Notation: Let \(\mathbf{x}=(x_1, \ldots, x_n)'\) be observed data, \(\mathbf{Z}=(Z_1, \ldots, Z_m)'\) be unobserved variables (e.g., unobserved cluster membership indicators, model parameters, etc.). If there exists other hyperparameters \(\alpha\), we assume them fixed for now.

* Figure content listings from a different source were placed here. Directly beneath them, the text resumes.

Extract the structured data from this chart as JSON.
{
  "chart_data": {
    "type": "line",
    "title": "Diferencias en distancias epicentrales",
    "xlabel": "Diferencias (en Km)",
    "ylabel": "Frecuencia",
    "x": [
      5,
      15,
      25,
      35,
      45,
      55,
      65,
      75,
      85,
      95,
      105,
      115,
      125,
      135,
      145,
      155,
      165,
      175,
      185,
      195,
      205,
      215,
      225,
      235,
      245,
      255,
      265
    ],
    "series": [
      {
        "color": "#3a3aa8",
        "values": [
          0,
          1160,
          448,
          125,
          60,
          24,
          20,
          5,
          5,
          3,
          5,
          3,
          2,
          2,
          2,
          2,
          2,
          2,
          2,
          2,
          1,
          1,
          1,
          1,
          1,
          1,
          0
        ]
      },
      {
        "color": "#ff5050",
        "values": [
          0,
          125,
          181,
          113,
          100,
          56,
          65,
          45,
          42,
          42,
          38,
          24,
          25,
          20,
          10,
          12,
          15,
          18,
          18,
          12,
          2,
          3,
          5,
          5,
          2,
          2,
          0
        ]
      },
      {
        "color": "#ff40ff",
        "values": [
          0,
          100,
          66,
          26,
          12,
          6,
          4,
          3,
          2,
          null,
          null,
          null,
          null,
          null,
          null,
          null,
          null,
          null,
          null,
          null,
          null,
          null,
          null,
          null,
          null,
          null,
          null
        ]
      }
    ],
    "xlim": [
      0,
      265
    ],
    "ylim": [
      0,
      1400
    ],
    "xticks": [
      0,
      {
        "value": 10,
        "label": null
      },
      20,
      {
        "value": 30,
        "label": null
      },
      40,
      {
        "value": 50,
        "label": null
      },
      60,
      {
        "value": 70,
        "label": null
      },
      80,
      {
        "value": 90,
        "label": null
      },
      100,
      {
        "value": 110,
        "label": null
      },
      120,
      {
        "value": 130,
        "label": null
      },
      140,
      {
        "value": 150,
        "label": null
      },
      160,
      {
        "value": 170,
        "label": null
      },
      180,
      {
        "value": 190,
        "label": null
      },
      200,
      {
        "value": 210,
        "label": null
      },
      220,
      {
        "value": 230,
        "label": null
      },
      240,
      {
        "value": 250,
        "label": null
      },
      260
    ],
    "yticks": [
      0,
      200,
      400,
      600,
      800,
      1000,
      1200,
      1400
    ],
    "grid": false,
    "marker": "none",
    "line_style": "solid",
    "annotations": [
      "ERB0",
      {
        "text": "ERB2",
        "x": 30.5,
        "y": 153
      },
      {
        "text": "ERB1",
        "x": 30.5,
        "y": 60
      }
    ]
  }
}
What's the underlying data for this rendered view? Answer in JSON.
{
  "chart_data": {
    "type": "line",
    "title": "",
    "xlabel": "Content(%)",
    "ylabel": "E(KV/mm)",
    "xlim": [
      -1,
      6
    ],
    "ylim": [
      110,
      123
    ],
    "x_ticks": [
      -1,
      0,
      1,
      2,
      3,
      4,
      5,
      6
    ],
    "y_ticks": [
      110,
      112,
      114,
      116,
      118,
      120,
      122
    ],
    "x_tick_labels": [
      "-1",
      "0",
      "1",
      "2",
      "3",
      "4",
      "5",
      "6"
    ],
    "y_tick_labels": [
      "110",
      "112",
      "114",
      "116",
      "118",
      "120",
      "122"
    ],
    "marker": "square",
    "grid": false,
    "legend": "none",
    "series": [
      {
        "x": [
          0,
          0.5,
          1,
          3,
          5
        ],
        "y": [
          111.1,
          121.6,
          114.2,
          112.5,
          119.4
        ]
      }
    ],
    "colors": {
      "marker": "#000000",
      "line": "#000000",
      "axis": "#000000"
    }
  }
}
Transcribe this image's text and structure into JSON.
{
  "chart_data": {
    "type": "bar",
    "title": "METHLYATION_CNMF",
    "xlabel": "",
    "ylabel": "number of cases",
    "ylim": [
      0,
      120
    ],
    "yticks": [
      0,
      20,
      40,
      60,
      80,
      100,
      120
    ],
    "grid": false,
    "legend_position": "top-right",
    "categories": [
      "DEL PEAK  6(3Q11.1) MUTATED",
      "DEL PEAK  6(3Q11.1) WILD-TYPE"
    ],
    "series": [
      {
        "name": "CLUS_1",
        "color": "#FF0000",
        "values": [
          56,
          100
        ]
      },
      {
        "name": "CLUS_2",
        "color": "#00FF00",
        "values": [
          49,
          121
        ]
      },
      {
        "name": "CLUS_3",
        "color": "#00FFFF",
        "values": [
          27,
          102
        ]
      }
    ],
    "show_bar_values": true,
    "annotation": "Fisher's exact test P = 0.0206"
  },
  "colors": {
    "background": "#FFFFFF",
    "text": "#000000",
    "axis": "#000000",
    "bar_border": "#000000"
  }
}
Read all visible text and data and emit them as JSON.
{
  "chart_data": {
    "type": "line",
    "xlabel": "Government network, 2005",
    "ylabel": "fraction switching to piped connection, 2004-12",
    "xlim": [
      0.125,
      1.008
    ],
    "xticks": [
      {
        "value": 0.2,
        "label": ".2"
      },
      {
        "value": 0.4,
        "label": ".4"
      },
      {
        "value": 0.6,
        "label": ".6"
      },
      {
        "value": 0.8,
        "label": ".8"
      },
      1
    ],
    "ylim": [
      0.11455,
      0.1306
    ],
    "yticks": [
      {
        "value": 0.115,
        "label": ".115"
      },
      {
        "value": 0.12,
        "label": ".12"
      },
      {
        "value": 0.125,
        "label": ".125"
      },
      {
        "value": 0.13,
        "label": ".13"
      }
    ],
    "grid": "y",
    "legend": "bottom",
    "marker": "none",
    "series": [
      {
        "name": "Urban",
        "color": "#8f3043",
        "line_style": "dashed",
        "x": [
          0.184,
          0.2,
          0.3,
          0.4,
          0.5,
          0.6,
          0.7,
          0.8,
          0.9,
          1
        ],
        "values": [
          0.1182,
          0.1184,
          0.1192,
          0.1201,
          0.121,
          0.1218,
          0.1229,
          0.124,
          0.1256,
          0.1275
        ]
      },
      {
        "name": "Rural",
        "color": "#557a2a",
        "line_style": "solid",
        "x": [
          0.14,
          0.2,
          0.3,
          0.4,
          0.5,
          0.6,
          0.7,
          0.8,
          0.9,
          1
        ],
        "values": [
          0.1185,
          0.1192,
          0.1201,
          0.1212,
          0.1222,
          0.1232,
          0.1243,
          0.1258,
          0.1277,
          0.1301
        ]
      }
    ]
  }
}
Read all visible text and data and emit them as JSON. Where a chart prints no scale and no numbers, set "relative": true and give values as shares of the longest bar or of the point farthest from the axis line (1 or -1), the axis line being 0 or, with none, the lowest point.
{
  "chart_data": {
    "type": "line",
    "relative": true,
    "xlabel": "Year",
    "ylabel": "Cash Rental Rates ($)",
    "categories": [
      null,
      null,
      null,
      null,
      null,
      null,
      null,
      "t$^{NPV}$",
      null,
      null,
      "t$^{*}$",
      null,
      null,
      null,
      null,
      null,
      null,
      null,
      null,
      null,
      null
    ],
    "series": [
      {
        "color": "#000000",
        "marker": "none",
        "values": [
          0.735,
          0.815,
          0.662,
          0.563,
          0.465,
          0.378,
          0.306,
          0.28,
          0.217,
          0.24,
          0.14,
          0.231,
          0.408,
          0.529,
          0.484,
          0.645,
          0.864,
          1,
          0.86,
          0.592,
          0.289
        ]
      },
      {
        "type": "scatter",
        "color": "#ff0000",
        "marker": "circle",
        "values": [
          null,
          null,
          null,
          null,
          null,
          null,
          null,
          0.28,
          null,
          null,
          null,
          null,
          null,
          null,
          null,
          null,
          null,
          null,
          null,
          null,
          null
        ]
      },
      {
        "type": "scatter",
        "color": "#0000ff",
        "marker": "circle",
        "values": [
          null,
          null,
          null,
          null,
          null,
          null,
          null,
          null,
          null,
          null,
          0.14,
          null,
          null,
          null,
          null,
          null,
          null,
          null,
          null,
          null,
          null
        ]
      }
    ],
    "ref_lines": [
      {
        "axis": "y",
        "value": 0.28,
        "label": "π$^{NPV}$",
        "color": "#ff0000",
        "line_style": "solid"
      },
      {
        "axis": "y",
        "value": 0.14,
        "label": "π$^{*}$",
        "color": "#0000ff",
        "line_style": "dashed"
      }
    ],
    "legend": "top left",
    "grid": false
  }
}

Problem: Calculate the posterior distribution \[p(\mathbf{Z}\mid \mathbf{x},\alpha) = \frac{p(\mathbf{Z}, \mathbf{x}\mid \alpha)}{\int_{\mathbf{Z}}p(\mathbf{Z}, \mathbf{x}\mid \alpha)\mathrm{d}\boldsymbol{Z}},\] which is hard for complex likelihood and priors
One Solution: Approximate the posterior using a simpler distribution, which is the closest to the actual posterior in a computationally feasible family of distributions. (How to pick such a family? Given this family, how to obtain the "closest" one?)
- Pick a family of distributions over the unobserved (latent) variables \(\mathbf{Z}\), indexed by variational parameters(\(\mathbf{\nu}\)): \[q(Z_1, Z_2, \ldots, Z_m\mid \mathbf{\nu})\]
- Find the value(s) of \(\mathbf{\nu}\) that best approximates the posterior of interest
- Remark: we are approximating a distribution given the data \(\mathbf{x}\) at hand: \(p(\mathbf{Z}\mid \mathbf{X}=\mathbf{x})\), not all the conditional distributions \(\{p(\mathbf{Z}\mid \mathbf{X}=\mathbf{x})\}_{\mathbf{x}\in \mathcal{X}}\)